WASHINGTON — When “Hamilton” won the Tony Award for Best Musical in 2016, it garnered so much attention that you might have missed the winner of Best Play that same year.
Don’t worry: You can now catch Stephen Karam’s acclaimed production of “The Humans” right here in D.C. as the show kicks off its first national tour at the Kennedy Center from Jan. 9-28.
“It was a big winner and for good reason,” said actor Richard Thomas, known for his roles on “The Waltons” (1971-81) and “The Americans” (2013-16). “It’s a wonderful, wonderful play.”
The story follows Erik and Diedre Blake (Richard Thomas and Pamela Reed), who travel from Scranton, Pennsylvania, to a basement apartment in Lower Manhattan’s Chinatown to have Thanksgiving dinner with their daughter Brigid (Daisy Eagan), her boyfriend Richard (Luis Vega), their other daughter Aimee (Therese Plaehn) and ailing grandma Momo (Lauren Klein).
“It’s about a family coming together over Thanksgiving and all of the ramifications of that,” Reed said. “Today, people don’t live in the same city. … When they come together and fly in, there’s a new member, new partner, new something and the dynamics that come from that.”
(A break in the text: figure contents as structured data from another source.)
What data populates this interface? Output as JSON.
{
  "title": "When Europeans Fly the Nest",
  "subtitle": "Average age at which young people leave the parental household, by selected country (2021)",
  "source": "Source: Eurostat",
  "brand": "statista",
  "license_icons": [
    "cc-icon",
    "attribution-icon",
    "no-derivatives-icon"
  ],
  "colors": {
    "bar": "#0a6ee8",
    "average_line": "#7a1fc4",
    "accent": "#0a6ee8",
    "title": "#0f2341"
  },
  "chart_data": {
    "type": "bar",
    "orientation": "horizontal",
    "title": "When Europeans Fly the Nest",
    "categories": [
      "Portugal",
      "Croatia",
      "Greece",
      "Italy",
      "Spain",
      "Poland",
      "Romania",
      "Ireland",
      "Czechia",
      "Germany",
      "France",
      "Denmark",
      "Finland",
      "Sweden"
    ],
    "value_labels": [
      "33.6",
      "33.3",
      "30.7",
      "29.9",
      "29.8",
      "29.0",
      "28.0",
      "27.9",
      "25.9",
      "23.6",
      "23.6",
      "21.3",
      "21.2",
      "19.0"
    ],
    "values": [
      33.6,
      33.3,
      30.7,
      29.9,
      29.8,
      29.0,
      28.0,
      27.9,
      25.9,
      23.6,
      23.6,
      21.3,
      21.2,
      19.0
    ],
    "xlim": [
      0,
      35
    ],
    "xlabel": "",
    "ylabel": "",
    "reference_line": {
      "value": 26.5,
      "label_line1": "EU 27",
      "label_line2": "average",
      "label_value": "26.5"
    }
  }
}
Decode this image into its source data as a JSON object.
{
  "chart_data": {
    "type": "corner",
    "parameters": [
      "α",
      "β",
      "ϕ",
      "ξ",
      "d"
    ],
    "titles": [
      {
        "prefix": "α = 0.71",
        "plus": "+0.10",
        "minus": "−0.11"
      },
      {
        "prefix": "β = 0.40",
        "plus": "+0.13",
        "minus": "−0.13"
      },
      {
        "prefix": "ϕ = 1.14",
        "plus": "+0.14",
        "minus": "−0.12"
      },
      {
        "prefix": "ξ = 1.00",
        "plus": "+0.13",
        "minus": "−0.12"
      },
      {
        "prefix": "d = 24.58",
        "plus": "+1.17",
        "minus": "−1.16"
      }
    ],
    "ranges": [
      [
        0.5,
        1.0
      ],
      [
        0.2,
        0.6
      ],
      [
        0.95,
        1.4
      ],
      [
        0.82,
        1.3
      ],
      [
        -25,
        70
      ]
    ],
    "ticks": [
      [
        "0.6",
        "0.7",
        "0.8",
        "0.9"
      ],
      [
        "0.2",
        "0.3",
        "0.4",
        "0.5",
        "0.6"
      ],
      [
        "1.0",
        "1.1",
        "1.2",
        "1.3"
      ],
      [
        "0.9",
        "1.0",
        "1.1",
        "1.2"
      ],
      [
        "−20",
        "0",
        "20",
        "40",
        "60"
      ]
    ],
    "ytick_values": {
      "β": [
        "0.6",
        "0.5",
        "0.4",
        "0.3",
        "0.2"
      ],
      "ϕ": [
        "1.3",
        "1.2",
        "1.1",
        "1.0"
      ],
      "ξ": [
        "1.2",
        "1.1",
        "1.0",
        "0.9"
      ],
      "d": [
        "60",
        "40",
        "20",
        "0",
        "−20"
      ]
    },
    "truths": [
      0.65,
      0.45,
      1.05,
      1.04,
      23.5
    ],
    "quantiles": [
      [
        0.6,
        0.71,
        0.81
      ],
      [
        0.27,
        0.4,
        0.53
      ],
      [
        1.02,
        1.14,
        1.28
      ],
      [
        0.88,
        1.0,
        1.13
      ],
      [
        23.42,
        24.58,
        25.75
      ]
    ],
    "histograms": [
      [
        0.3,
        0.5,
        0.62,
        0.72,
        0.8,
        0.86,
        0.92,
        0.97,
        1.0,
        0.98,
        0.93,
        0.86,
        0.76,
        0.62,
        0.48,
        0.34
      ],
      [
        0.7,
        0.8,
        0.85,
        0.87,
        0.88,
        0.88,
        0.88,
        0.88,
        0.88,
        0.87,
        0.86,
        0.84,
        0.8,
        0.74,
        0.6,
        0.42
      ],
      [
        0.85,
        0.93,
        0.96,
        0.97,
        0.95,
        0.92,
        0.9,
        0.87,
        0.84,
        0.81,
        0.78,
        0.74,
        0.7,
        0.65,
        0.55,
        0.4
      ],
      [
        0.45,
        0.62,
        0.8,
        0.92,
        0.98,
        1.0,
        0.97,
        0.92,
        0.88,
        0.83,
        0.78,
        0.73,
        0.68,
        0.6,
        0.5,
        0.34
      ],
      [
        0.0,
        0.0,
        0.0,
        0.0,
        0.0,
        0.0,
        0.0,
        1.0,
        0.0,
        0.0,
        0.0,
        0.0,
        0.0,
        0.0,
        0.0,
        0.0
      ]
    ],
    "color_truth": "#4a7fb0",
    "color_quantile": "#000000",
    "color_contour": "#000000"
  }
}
The one-act play moves rapidly over a fast-paced 90 minutes without an intermission.
“It’s like a bullet train,” Reed said. “There’s so much laughter in this play. It’s such a joy to do a comedy, but I think a lot of the laughter comes from the audience recognizing themselves. They laugh at the human condition that we aren’t just observing but that we actually live on a day-to-day basis. On Thanksgiving this year, my husband kept looking at me. We were loading the dishwasher and he said, ‘This is just like the play! I can’t get away from your play!'”
Beneath the style, there’s the thematic substance of a finalist for the Pulitzer Prize for Drama.
“There’s a reason it’s called ‘The Humans,'” Thomas said. “It’s so much about what it is to be a human alone in the world [and] to be humans together. … It must be like looking through the window at a family during Thanksgiving dinner and just watching them together.”
As we gaze through that “window,” eerie elements go bump in the night with David Zinn’s Tony-winning scenic design and Justin Townsend’s Tony-nominated lighting design. The creaks and crashes are a metaphor for the geographical and generational culture clashes.
“The play deals a lot with culture and with economics,” Thomas said. “This couple [of parents] from Scranton, a real working-class couple, coming into Manhattan and into that world, culturally and economically, they become self-conscious. The play looks with a great deal of compassion and a great deal of understanding at people on both sides of that cultural divide.”
You’ll emerge from the play with more empathy for the folks around you.
“There’s a great spiritual teacher, Jack Kornfield, who likes to say, ‘Just remember: Everyone you meet is going through a great struggle,'” Thomas said. “The beauty of this play is that each character is going through a very particular set of challenges in their lives. So you get to see each individual’s passage, but also how they all support one another and ultimately care for each other and help to get each other through. It’s really beautiful in that way.”
However, Karam doesn’t hit us over the head. The audience is left to read between the lines.
“[The characters] don’t talk about it,” Reed said. “We don’t give ourselves permission to talk about what we’re going through. That’s true in life — you have to get up and get on — and this family is like that. But it’s a play for the audience to discern what’s happening underneath. It’s not named, it’s not like Eugene O’Neill, where everyone has these big speeches about their sturm und drang. … What’s underneath is unearthed by the audience, not by the actors.”
If any actors can pull off this subtlety, it’s Thomas and Reed, who have become household names playing John Boy in “The Waltons” and Marlene Knope on “Parks and Recreation.”
“Amy Poehler is a gem,” Reed said. “She is a wonderful, wonderful actor and a pearl of a girl.”
In fact, Thomas still gets people thanking him for his Emmy-winning role as John Boy.
“I was checking my bags at the airport to come to Washington the other day, and the guy checking my bags said, ‘I come from a small village in Tobago. We had one TV set and the guy who owned it used to take it down to the living room on Sunday nights and everybody from the village would come sit in his house and watch ‘The Waltons’ once a week.’ … Thank God it’s something I’m proud of and enjoyed. We stay in touch. We’re very close, like a second family.”
No matter the decade, no matter the audience, the family theme is universally “human.”